Politique

Le problème des peines d'inéligibilité qui empêchent la séparation des pouvoirs

Par Olivier Bonnassies. Synthèse n°2451, Publiée le 15/04/2025 - Photo : 40e congrès du Syndicat de la magistrature, le 28 novembre 2008 au Palais de Justice à Paris Crédits : JACQUES DEMARTHON / AFP
Chaque pays dispose d'un système judiciaire et il est normal que celui-ci puisse imposer des peines d'amende ou de prison afin de faire appliquer le droit. Mais les peines d'inéligibilité prononcées par la justice, comme récemment à l'encontre de Marine Le Pen, soulèvent un problème démocratique de fond. Car, comme l'histoire en offre de nombreux exemples, un juge peut être corrompu ou politisé et il peut se tromper. La possibilité de prononcer des peines d'inéligibilité, qui empêche des millions d'électeurs de voter pour le candidat de leur souhait, pose problème, car elle s'oppose en pratique à deux principes fondamentaux : celui de la séparation des pouvoirs et celui de la souveraineté du peuple.

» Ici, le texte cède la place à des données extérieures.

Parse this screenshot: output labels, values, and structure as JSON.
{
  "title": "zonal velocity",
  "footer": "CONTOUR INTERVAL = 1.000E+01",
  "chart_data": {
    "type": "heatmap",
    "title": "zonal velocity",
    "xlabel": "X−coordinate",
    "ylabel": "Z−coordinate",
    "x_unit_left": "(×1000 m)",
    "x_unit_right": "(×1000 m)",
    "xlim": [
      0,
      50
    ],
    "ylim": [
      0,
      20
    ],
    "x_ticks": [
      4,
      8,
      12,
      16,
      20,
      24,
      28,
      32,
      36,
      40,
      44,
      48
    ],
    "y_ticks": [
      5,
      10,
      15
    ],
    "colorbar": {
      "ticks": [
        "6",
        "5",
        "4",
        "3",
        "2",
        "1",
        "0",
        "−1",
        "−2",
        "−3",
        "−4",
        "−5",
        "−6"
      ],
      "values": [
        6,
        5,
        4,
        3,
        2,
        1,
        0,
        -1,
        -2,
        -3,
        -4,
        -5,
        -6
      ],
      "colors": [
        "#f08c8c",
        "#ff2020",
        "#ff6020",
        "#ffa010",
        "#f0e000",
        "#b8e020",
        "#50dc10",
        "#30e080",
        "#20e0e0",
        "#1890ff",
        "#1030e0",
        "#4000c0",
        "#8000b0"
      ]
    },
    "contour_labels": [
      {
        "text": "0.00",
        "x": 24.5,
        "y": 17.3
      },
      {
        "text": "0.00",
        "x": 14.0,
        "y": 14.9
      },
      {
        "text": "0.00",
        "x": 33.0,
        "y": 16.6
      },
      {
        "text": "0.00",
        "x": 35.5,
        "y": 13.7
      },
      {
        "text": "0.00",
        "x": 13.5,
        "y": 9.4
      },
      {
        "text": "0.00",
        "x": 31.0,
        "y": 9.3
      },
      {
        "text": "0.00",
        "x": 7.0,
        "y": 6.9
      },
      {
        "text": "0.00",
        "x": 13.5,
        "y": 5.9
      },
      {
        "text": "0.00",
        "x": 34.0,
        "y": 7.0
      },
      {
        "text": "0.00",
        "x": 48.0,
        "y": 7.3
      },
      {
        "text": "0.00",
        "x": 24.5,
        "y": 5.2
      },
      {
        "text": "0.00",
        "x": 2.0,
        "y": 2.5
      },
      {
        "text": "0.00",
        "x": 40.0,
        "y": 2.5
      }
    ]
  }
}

Une série de peines d'inéligibilité vient d'être prononcée par des juges, dans plusieurs pays du monde. En France, la condamnation de Marine Le Pen, qui est supposée l'empêcher de participer à la prochaine élection présidentielle où les sondages lui promettaient au moins le second tour, a suscité de vives réactions. Mais récemment, la justice est intervenue pareillement dans le jeu politique de bien d'autres pays : en 2017, en Russie, Alexis Navalny, principal opposant à Vladimir Poutine a été, juste avant l'élection présidentielle de 2018, accusé de « détournement de fonds », déclaré inéligible puis condamné en 2023 pour « extrémisme » à 19 ans de prison, où il mourra finalement en 2024 ; en 2023, au Brésil, l'ancien président Jair Bolsonaro a été déclaré inéligible jusqu'en 2030 et un procès contre lui est en cours pour « tentative de coup d'État » ; en 2023, en Moldavie, le principal parti d'opposition Sor a été dissous et tous ses membres interdits de se présenter aux élections - décision finalement annulée par la Cour Constitutionnelle en 2024 ; en 2023, au Pakistan, Imran Khan, ancien premier ministre et leader du parti d'opposition, a été arrêté et interdit de vie politique pendant 5 ans pour avoir « vendu des cadeaux d'État » puis condamné en 2024 pour cela, puis pour « divulgation de secrets officiels » et pour mariage « non conforme à la loi islamique », à un total de 14 ans de prison ; en 2024 en Roumanie, le premier tour de l'élection présidentielle gagné par Calin Georgescu a été annulé pour soupçon d'« ingérence extérieure » ; en 2025, en Turquie, Ekrem Imamoglu, maire d'Istanbul et principale figure de l'opposition, vient d'être arrêté sous des accusations de « corruption » et de « liens avec le terrorisme ». Enfin, il s'en est fallu de peu pour que Donald Trump, accusé de « détention de documents classifiés », « fraude fiscale », « complot », « insurrection », falsification de documents comptables » ne puisse pas se présenter à l'élection présidentielle américaine en 2024.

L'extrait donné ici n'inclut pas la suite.